Key points for your 2nd year visa:
- Keep your payslips as proof of work.
- Always get your employer to sign off on your visa form (you can have more than one job on the same form).
- You can download the visa form from the Australian government website (working hostels will probably already have some for you).
- You do not have to do your 88 days all at once or all with the same employer.
- If you apply for your 2nd year in Australia then you must stay in Australia and go straight into your 2nd year; if you apply from outside the country you can apply at anytime and once granted your 2nd year will start from when you enter Oz.
- If you’re not sure if your work counts towards your 2nd year then give the Australian government a call to check.
- Your 2nd year visa will entitle you to the same visa as your first working holiday visa.
- You will only need your payslips and sign off sheets if the government decide to investigate you when you apply for the second year, but always make sure you have everything just in case.

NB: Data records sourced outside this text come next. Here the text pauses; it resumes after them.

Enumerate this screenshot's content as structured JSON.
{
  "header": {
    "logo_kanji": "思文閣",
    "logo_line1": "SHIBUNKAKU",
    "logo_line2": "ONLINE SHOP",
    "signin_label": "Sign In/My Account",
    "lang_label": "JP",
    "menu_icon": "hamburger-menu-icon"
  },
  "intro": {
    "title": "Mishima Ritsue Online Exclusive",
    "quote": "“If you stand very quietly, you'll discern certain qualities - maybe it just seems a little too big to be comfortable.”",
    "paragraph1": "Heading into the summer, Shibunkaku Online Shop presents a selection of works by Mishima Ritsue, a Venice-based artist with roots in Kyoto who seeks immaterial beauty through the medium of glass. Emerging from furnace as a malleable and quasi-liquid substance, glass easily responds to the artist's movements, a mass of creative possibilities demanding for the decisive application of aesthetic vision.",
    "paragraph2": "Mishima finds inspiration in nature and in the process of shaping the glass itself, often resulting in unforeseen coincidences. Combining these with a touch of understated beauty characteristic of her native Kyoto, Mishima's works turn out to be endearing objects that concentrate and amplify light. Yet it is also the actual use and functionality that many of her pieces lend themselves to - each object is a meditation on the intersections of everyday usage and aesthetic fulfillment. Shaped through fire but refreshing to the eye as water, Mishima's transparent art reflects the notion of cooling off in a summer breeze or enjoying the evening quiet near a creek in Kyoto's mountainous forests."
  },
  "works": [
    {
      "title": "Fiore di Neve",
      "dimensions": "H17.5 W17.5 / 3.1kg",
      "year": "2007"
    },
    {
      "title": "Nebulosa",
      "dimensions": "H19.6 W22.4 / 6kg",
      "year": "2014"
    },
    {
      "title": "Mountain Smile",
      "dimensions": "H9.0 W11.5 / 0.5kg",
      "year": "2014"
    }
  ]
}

- Decide how much you want your 2nd year visa before starting your farm work as it will usually take up at least 3 and a half months of your trip.
- If you work full time for one employer, they may be able to sign you off for 7 visa days per week when you have only worked 5.
- You do not always have to work a full day fo it to count as a visa day as long as the farmer is willing to sign you off for a day. Some people I know work for 4 hours a day and I have sometimes worked only 3 hours a day which still counts.
- Make sure the farmer that you’re working for has a ABN number to give you (it’s a kind of self employed national insurance number).